Nick Xenophon
Nick Xenophon (Image: AAP/Tracey Nearmy)

Former senator for South Australia Nick Xenophon is back in the public eye, and his hunger for the spotlight seems unsated. He’s set up a Sydney law firm with former journalist (and his previous media adviser) Mark Davis. In an Australian Financial Review piece on Friday that manages to be both promotional and, at the same time, weirdly vague, the pair say they want to “exploit the reluctance of Australian lawyers to spruik for their clients”. Xenophon said he and Davis offered a “combination of legal knowledge, media experience and political experience … But I emphasise, we are not lobbyists.”

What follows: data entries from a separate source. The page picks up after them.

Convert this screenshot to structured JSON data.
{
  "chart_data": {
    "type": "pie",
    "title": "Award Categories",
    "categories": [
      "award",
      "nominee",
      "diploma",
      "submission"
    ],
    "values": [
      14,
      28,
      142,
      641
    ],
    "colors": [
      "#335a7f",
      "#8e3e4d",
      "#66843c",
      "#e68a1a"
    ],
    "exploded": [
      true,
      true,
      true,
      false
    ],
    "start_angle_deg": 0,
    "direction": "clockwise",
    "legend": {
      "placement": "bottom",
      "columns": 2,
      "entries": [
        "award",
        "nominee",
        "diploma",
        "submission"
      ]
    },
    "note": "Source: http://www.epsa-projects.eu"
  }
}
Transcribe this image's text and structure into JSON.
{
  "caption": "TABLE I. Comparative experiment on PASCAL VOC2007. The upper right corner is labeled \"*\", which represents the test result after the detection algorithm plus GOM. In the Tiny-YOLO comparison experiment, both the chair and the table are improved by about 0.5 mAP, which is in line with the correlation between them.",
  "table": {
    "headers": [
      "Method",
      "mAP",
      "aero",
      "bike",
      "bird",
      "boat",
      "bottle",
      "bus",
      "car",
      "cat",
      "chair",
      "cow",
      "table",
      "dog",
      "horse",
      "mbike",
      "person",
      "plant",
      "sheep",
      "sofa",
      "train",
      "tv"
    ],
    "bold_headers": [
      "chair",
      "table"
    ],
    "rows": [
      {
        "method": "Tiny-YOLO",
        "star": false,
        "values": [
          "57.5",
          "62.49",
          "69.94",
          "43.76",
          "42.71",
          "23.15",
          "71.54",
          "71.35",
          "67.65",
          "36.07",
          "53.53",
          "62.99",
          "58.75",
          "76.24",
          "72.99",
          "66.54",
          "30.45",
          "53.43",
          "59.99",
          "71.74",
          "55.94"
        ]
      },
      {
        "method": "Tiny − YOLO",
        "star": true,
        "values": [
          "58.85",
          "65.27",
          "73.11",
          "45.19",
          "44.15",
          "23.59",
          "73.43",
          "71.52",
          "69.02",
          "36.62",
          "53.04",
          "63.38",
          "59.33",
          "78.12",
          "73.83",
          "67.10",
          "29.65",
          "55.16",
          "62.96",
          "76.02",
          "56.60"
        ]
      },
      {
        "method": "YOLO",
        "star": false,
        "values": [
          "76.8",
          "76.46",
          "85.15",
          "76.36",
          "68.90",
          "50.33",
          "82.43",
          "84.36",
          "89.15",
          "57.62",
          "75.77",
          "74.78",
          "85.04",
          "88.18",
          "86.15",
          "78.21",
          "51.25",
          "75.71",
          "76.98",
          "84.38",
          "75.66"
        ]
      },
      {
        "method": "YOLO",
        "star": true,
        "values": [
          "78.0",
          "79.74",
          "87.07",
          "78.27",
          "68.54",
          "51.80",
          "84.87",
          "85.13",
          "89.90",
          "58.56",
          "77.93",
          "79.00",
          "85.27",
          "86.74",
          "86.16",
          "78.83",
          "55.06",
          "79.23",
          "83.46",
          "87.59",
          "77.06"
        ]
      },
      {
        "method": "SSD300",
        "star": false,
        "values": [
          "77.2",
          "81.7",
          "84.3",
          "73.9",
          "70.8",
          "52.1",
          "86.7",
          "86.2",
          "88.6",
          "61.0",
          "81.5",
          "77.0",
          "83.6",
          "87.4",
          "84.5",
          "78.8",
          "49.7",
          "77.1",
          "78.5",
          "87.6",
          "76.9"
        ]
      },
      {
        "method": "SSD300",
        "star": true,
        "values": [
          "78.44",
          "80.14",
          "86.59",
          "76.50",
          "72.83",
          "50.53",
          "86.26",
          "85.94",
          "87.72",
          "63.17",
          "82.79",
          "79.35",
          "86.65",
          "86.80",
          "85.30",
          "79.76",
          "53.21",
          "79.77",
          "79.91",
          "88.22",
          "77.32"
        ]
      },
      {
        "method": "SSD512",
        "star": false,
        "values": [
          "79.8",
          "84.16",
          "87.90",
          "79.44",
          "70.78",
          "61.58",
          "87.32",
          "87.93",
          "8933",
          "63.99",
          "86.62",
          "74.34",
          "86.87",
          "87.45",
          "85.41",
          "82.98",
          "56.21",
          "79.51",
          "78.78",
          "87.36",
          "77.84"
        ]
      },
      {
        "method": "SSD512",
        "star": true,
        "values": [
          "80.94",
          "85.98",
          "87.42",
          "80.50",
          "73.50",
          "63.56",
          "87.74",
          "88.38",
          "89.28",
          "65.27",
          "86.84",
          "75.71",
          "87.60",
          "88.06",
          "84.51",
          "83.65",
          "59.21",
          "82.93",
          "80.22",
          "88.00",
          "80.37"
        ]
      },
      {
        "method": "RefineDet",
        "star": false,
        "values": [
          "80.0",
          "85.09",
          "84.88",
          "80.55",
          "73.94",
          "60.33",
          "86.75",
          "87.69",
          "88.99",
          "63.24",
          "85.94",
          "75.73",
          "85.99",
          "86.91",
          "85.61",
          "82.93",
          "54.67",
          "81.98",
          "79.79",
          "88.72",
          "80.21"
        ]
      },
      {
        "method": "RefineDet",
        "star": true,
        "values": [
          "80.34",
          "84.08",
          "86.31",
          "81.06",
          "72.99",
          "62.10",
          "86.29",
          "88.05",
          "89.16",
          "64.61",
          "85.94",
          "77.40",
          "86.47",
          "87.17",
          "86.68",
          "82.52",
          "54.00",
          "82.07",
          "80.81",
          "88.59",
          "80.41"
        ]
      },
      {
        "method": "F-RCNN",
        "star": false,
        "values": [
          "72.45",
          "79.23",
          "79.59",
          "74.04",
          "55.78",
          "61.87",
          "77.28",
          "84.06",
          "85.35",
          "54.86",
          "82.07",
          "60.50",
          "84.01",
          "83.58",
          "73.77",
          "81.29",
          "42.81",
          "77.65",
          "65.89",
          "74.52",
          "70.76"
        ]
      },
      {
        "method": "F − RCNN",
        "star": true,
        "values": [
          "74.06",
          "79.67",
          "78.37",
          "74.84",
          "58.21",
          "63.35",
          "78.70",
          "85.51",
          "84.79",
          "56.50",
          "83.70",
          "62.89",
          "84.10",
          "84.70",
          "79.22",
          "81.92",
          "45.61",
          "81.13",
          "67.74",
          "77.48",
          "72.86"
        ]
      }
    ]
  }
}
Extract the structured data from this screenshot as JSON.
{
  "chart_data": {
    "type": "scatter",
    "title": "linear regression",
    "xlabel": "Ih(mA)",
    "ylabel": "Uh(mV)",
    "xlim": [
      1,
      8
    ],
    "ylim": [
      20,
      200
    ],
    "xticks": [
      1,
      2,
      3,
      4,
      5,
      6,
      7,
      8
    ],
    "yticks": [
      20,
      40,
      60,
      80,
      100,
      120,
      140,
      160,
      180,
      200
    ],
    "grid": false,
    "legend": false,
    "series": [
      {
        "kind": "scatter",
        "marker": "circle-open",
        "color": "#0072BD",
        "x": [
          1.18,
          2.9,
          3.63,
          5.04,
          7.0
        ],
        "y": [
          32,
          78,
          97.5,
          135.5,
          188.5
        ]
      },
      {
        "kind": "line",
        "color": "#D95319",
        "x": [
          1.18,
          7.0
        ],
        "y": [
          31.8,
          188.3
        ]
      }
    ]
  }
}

Davis said law is “done essentially in the dark … But there are some disputes that are by their very nature public. It’s a space a lot of Australian law firms are uncomfortable with being in — and Nick and I are not. We are more than prepared to defend publicly.”

While it may be a new idea for Australia, the idea that Xenophon would be willing to hunt publicity for his clients doesn’t exactly surprise us — whether it was his time in state politics, his nine-year senate stint, or his ill-fated attempt to return to the South Australian parliament, Xenophon never saw a stunt he didn’t want to jump on like a trampoline. We’ve had a teensy violin for Tom Waterhouse, and a teensy car with Xenophon’s face plastered on the window. We’ve had livestock, and boxes and boxes of unused (but Australian-made) crockery. We’ve had the most painful barrage of puns; a goat asking voters not to “kid around”, a dog who wouldn’t “roll over when it came to SA’s interests” and, worst of all, a toy train with a giant box of gravy as it’s cargo (the brand is, helpfully, “Pollies Gravy Train”). And of course we’ve had political ads so awkward they make you want to squirm yourself out of existence.

If anything, the weird thing about the past year or two is that we haven’t been regularly assaulted with Xenophon wackiness. Since his SA-Best party bombed out of the state election in 2018, the only place we’ve really seen his face is on the back of receipts.

We look forward to seeing what he comes up with for his new venture — arriving at court on horseback to demonstrate how his client’s rights have been trampled, maybe?